The prospects for a peacekeeping mission in Ukraine were not immediately clear. Any UN Security Council mandate would be subject to a possible Russian veto.
Poroshenko said he hoped for a European Union police mission. Any EU-only plan appeared likely to be rejected by Russia, which has said it views Nato's encroachment on its borders as a security threat.
"I invite you to discuss an invitation to a UN peacekeeping mission," Poroshenko told his top security advisers, according to Ukrainian news outlets.
The US has suspended the decision on whether to send heavy weapons to Ukraine while waiting to see whether an agreement signed last week in Minsk would lead to an end to the violence, the American envoy to Nato has disclosed.
Senior figures in the Administration, led by Vice-President Joe Biden, have been accusing Kremlin-backed separatists of breaking the accord as they continued to attack and eventually captured Debaltseve.
The White House warned that continued violations will mean "that costs to Russia will rise".

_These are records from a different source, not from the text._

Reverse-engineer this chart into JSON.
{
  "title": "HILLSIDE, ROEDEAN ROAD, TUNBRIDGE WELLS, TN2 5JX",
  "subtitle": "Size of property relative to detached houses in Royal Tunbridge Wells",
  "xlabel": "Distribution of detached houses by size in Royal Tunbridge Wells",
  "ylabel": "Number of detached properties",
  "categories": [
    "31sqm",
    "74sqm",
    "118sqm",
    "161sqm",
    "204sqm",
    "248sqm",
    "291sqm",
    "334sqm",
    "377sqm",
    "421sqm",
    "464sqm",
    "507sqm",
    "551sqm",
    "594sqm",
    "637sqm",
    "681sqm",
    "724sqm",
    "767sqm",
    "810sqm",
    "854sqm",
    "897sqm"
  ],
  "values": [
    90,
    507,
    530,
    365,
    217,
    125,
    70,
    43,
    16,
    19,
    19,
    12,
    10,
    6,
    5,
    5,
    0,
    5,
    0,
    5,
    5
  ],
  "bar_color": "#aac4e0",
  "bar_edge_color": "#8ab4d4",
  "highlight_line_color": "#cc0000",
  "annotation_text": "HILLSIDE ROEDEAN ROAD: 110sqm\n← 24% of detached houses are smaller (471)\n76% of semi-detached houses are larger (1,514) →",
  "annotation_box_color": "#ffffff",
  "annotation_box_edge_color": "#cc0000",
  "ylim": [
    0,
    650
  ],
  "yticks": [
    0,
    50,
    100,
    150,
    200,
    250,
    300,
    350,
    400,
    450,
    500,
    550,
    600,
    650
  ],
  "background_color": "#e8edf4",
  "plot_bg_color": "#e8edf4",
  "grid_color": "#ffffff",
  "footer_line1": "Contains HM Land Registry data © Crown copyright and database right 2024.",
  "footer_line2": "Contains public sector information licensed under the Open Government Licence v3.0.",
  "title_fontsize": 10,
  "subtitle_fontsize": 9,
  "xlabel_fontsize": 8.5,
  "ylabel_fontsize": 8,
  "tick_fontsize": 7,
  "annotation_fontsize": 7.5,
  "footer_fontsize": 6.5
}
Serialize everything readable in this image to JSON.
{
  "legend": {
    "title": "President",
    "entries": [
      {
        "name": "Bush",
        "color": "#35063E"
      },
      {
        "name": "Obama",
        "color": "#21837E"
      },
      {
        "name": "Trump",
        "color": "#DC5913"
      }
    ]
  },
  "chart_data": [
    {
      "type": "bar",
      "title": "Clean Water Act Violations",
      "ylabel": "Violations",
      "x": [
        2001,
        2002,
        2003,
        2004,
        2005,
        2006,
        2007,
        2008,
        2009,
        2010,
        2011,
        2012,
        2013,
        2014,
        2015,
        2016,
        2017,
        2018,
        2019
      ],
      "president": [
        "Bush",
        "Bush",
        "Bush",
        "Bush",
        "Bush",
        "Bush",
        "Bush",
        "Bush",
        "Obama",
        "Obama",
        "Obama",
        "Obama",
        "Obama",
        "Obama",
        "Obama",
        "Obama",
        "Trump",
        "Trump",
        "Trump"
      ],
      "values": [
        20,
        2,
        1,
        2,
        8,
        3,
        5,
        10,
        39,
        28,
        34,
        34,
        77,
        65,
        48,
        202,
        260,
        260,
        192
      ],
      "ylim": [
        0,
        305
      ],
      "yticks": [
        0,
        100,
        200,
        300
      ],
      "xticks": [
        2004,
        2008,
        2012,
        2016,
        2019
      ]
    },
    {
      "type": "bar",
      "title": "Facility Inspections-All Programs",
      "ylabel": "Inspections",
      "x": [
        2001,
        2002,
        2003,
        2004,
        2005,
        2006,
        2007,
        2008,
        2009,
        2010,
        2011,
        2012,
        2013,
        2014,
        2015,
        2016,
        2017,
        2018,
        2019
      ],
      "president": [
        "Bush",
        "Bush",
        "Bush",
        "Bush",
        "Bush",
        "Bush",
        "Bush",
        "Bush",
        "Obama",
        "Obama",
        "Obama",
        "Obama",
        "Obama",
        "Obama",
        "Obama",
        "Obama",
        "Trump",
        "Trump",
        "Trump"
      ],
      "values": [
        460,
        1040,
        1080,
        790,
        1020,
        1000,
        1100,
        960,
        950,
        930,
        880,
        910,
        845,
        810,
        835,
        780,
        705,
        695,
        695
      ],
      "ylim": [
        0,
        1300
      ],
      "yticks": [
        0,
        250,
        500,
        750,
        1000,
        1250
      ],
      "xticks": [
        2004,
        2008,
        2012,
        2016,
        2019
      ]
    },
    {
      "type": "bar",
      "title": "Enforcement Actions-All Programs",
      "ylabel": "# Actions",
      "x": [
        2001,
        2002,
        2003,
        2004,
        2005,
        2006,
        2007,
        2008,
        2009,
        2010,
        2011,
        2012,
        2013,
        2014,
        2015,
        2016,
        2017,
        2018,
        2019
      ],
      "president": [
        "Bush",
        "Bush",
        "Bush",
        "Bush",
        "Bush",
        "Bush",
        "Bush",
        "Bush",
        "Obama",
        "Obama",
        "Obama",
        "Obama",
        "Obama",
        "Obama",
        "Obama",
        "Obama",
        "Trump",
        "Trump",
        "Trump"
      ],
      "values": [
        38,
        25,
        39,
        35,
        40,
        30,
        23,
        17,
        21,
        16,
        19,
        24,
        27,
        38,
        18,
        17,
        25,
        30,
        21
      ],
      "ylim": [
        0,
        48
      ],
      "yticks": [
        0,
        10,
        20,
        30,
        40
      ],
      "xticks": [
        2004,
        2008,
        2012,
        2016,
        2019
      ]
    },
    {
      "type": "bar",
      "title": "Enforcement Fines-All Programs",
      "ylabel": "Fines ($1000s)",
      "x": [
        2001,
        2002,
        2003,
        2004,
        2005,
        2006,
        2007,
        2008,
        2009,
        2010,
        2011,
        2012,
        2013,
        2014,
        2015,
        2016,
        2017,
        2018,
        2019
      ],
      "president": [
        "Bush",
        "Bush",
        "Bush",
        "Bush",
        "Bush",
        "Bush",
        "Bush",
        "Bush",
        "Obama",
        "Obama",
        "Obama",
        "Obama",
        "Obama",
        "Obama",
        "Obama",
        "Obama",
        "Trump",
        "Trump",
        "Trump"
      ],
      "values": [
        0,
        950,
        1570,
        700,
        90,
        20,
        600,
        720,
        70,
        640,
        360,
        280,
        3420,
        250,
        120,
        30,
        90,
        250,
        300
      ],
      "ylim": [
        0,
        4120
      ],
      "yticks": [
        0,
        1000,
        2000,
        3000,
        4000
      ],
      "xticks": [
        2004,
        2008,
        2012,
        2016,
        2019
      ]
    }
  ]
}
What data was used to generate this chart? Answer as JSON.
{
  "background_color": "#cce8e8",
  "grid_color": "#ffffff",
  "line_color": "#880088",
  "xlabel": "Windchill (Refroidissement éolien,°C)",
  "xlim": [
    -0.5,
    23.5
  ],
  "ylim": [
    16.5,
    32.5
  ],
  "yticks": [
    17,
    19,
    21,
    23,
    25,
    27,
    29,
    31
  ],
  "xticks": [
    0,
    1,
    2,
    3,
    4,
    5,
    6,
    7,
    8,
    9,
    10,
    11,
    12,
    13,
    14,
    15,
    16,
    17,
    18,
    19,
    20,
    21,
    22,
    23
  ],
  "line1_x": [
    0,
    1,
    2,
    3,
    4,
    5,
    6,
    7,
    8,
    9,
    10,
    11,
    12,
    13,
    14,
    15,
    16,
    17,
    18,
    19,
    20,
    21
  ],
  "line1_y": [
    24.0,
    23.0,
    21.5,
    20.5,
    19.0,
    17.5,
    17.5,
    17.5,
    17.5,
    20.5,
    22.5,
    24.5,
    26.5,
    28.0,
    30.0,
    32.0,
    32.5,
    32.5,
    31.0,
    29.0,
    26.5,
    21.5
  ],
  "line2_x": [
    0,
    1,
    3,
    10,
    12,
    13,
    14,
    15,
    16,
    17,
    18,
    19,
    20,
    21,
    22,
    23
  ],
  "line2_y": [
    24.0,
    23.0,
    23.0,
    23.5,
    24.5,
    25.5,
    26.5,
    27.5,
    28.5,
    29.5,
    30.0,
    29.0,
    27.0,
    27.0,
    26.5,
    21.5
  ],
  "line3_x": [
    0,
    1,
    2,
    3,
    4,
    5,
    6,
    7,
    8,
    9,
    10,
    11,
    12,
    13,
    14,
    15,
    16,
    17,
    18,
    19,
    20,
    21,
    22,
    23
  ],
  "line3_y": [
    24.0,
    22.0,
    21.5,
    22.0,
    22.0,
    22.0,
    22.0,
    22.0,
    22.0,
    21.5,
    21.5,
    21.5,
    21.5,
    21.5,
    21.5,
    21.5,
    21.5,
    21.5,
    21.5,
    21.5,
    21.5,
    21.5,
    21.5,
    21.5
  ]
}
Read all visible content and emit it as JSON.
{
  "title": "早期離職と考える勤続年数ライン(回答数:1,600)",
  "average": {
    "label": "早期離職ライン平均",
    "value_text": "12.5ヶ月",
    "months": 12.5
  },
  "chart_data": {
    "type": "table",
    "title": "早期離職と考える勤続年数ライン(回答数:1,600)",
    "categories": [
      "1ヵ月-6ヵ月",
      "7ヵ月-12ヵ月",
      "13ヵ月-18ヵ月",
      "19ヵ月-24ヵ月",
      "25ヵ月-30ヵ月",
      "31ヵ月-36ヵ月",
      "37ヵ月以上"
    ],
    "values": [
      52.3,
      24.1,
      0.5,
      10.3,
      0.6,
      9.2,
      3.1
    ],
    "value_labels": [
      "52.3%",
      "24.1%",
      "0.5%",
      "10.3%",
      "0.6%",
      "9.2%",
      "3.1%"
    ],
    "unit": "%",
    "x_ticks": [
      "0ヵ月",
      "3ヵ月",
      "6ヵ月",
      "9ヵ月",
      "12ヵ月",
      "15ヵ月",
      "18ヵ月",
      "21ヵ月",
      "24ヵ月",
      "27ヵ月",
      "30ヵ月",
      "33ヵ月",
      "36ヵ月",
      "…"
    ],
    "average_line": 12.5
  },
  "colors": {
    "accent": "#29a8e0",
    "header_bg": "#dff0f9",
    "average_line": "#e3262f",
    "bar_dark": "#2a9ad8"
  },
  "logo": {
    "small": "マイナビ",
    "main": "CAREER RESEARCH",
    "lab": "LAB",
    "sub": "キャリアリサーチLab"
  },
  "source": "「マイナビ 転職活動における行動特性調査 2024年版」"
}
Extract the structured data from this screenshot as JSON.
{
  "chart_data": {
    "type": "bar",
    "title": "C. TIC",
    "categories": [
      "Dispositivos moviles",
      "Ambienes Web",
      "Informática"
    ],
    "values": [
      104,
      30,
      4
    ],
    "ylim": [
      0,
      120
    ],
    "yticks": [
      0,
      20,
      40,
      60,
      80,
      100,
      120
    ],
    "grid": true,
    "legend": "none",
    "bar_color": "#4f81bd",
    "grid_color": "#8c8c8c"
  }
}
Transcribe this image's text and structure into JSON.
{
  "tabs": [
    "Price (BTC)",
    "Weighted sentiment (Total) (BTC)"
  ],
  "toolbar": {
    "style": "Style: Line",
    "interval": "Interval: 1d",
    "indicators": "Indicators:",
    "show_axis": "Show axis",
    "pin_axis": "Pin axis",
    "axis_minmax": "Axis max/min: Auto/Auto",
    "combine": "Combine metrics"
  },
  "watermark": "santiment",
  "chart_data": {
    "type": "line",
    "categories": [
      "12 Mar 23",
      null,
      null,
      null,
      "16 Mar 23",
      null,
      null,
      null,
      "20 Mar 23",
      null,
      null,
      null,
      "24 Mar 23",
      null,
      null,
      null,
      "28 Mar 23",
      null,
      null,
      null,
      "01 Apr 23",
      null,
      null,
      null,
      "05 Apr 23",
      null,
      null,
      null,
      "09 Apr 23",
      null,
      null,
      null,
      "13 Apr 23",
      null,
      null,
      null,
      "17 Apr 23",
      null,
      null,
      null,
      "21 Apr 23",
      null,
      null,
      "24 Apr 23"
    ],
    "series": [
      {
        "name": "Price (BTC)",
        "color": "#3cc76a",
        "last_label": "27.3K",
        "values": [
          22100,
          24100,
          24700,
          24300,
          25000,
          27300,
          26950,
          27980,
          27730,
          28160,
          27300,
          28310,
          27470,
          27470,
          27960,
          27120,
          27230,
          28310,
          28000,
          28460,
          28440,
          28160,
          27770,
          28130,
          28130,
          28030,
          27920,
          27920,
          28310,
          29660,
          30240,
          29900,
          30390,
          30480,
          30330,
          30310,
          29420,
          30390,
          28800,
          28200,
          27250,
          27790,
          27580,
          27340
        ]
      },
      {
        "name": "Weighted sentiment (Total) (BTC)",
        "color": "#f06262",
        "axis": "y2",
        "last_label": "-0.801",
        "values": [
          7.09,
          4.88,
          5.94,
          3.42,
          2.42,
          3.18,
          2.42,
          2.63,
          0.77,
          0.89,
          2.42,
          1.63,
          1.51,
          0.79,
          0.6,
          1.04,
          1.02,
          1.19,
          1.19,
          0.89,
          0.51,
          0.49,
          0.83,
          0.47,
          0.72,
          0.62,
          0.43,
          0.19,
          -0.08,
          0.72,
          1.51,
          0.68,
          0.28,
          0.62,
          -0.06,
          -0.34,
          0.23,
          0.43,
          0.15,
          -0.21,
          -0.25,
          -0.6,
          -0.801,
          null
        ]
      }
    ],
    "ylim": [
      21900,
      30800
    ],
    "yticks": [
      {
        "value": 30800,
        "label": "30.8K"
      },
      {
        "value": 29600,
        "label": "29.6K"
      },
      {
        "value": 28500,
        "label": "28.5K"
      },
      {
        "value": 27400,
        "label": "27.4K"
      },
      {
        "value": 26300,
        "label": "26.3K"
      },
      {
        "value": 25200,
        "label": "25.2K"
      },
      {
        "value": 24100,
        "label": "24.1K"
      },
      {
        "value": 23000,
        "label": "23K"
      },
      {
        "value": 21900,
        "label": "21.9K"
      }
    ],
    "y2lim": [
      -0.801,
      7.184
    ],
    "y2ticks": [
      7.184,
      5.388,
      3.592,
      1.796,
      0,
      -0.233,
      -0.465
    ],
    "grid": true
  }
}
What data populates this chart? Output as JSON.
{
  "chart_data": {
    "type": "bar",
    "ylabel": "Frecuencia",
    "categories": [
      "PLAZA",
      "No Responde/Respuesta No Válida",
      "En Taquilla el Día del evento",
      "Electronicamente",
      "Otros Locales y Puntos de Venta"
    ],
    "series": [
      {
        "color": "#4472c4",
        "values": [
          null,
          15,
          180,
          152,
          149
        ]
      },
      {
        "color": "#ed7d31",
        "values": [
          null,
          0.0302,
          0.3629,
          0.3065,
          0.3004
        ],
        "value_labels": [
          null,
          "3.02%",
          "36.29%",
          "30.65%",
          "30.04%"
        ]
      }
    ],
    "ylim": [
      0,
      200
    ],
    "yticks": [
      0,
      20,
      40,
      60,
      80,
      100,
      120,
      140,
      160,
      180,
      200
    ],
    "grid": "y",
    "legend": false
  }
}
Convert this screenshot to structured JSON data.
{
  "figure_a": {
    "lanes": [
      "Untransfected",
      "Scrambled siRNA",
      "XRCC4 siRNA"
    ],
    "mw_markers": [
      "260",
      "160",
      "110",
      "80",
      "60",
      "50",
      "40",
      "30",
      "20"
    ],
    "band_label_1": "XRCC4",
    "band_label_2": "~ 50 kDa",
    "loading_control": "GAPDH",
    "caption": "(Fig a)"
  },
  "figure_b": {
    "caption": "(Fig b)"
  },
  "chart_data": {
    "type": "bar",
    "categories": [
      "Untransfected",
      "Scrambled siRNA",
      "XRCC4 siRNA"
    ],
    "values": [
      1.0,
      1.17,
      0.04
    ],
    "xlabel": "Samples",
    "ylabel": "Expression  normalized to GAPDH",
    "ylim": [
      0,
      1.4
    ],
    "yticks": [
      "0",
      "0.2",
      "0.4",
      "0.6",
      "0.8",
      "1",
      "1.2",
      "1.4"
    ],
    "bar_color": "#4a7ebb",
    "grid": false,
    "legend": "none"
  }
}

However, ambassador Douglas Lute said during a visit to London that while the debate on arming the Kiev Government continues in Washington, no decision on the issue is likely to take place "in the immediate future".
A number of America's Western allies, most notably Germany and France, are adamantly opposed to arms being sent to Ukraine, maintaining it will set back the chances of achieving peace.
Lute stressed that President Barack Obama fully understood the case put forward by Chancellor Angela Merkel that the strength of the Western alliance over Ukraine lay in a stance based on "solidarity and cohesion".
"Mr Putin is trying drive a wedge in that solidarity, whether it's between Nato and the US, between EU member states on sanctions. Those who are advocating immediate arming [of Ukraine] need to take that into account," he said.
Lute, a former army Lieutenant-General, has served in the White House under Presidents George W Bush and Obama and is said to have influence in Washington. He refused to comment on his personal views on arming the Ukrainian forces, pointing out that the decision is not up to him.
However, he added: "I am a cohesion kind of guy."
Lute said the large numbers of Russian troops and armour, which Nato and the US accused Moscow of sending into Ukraine, has now gone back across the border.
What is left, according to American assessment, are separate teams totalling "several hundred" personnel including special forces, communications and electronic warfare specialists, intelligence officers and a parallel command and control structure to the separatist forces answerable directly to Moscow.
The advanced systems in use on the frontline have been manned by Russian forces. Their effective use "does not happen by giving these to a bunch of thugs", said Lute. "In our experience with the US forces it takes 10, 12 years of professional training to do this."
However, senior diplomatic sources hold that the Kiev Government has been reconciled to losing Debaltseve, and having achieved their objective, the rebels are unlikely to continue their offensive for much longer.